Le conseil était-il bienveillant ? Bien sûr, je suis sûr que c’était le cas. Mais je n’étais pas tout à fait sûr de la gratitude avec laquelle j’avais reçu ses instructions sur ce que je devais faire. Même si je suis sûr que certaines femmes veulent partager leurs histoires d’hormones, comme un point d’accès à un club de sororal avancé, la conversation peut rapidement devenir un autre forum – comme ceux axés sur la parentalité, l’allaitement ou le maquillage – dans lequel les femmes faire la leçon aux autres femmes sur ce qu’elles font de mal. Est-il aussi grossier de souligner que la transparence dont nous parlons se concentre une fois de plus sur nos échecs : nous lancerions-nous dans une conversation à table sur la dysfonction érectile avec une telle candeur ? Dieu nous en préserve.

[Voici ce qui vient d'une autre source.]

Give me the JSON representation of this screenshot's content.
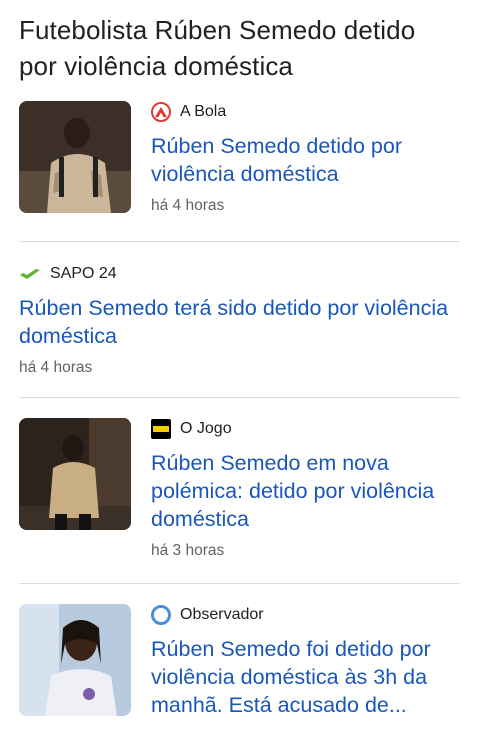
{
  "page": {
    "title": "Futebolista Rúben Semedo detido por violência doméstica"
  },
  "articles": [
    {
      "source": "A Bola",
      "headline": "Rúben Semedo detido por violência doméstica",
      "time": "há 4 horas",
      "logo_icon": "abola-logo-icon",
      "logo_color": "#e53935",
      "has_thumbnail": true
    },
    {
      "source": "SAPO 24",
      "headline": "Rúben Semedo terá sido detido por violência doméstica",
      "time": "há 4 horas",
      "logo_icon": "sapo-logo-icon",
      "logo_color": "#5cb531",
      "has_thumbnail": false
    },
    {
      "source": "O Jogo",
      "headline": "Rúben Semedo em nova polémica: detido por violência doméstica",
      "time": "há 3 horas",
      "logo_icon": "ojogo-logo-icon",
      "logo_color": "#f5d000",
      "has_thumbnail": true
    },
    {
      "source": "Observador",
      "headline": "Rúben Semedo foi detido por violência doméstica às 3h da manhã. Está acusado de...",
      "time": "",
      "logo_icon": "observador-logo-icon",
      "logo_color": "#4a90d9",
      "has_thumbnail": true
    }
  ],
  "colors": {
    "headline": "#1a57b8",
    "source": "#202124",
    "time": "#5f6368",
    "divider": "#dadce0"
  }
}
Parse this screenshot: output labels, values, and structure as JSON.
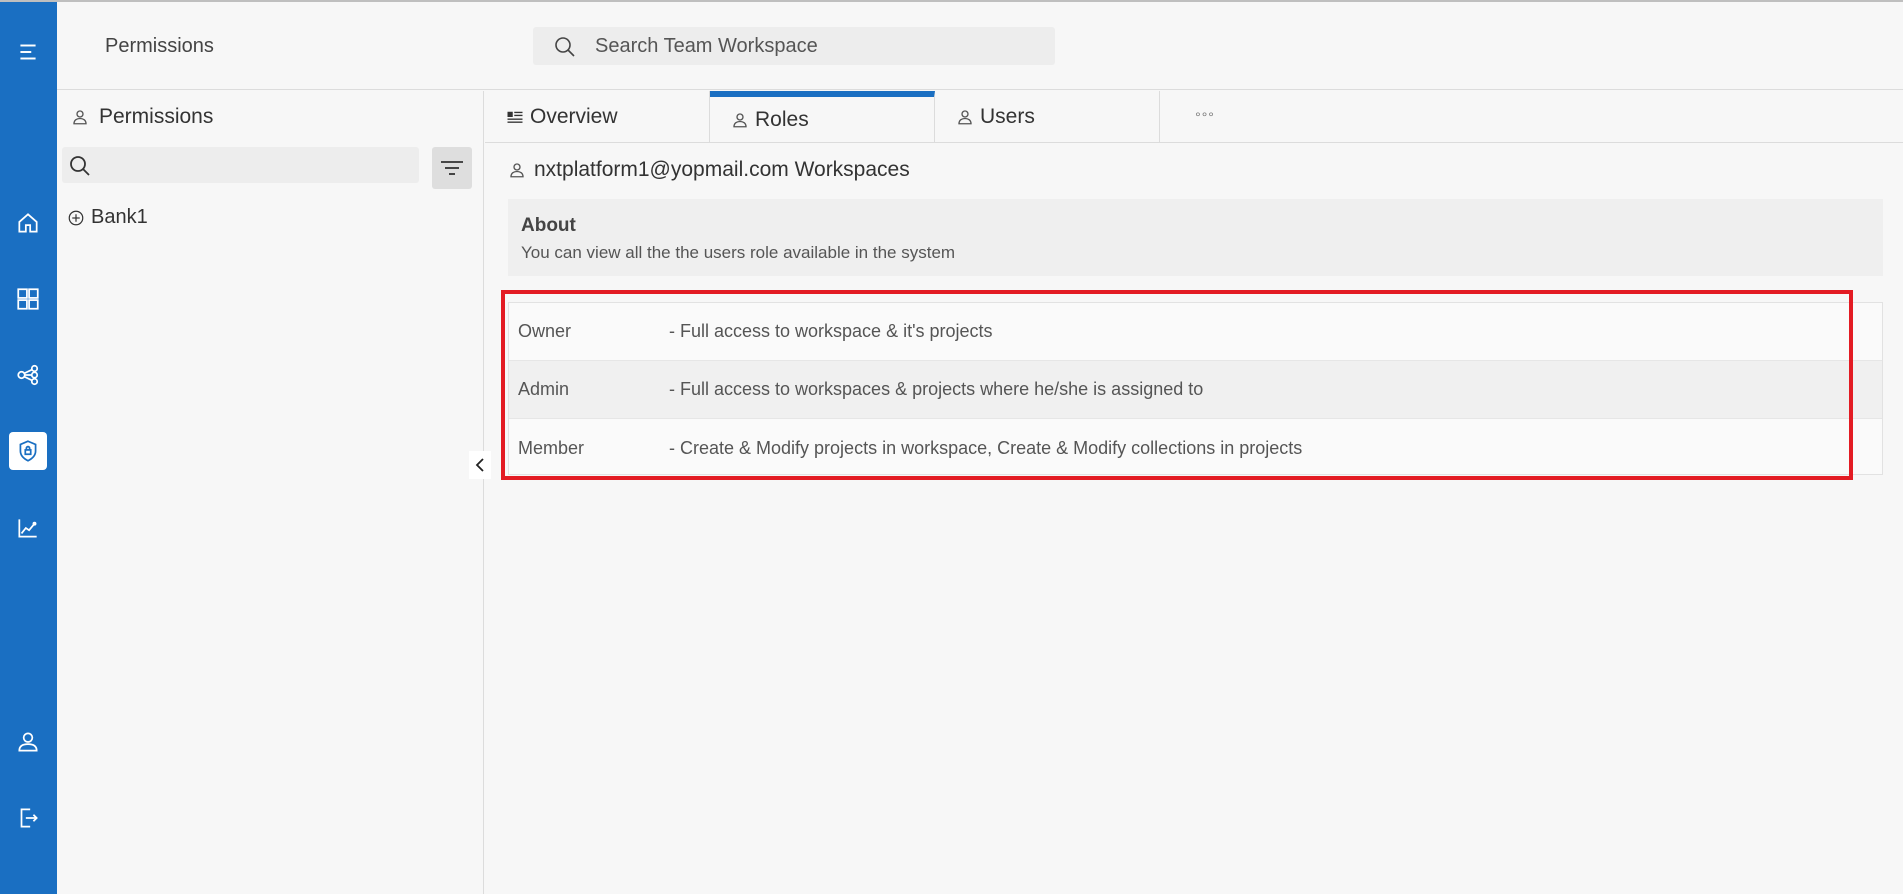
{
  "header": {
    "title": "Permissions",
    "search_placeholder": "Search Team Workspace"
  },
  "rail": {
    "items": [
      "menu-icon",
      "home-icon",
      "dashboard-icon",
      "share-nodes-icon",
      "shield-lock-icon",
      "analytics-icon",
      "user-icon",
      "logout-icon"
    ],
    "active": "shield-lock-icon",
    "color": "#1a6fc2"
  },
  "panel": {
    "title": "Permissions",
    "search_placeholder": "",
    "tree": [
      {
        "label": "Bank1"
      }
    ]
  },
  "tabs": [
    {
      "label": "Overview",
      "icon": "overview-icon"
    },
    {
      "label": "Roles",
      "icon": "user-icon",
      "active": true
    },
    {
      "label": "Users",
      "icon": "user-icon"
    }
  ],
  "tabs_more": "°°°",
  "workspace": {
    "title": "nxtplatform1@yopmail.com Workspaces"
  },
  "about": {
    "title": "About",
    "text": "You can view all the the users role available in the system"
  },
  "roles": [
    {
      "name": "Owner",
      "description": "- Full access to workspace & it's projects"
    },
    {
      "name": "Admin",
      "description": "- Full access to workspaces & projects where he/she is assigned to"
    },
    {
      "name": "Member",
      "description": "- Create & Modify projects in workspace, Create & Modify collections in projects"
    }
  ],
  "highlight_color": "#e31b23"
}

Tant de caractéristiques de la vie des femmes n’ont pas été dites, il n’est pas surprenant qu’il y ait eu une ruée pour combler le vide. Et à mesure que les femmes du domaine public vieillissent et deviennent plus influentes, il est inévitable que nos priorités changent. La santé des femmes et l’accès aux soins ont été cruellement sous-financés, créant une culture de la honte à propos de la ménopause, ou des orgasmes d’ailleurs, qui voit les femmes ignorer leurs problèmes et espérer qu’ils s’en iront. Mais cela ne veut pas dire que je veux une mise à jour quotidienne sur vos bouffées de chaleur. Nous avons décidé de surmonter nos stigmates sexuels. Et c’est très bien. Mais maintenant que nous avons reconnu que nous devons en parler, je serais reconnaissant si nous pouvions tous nous taire à nouveau.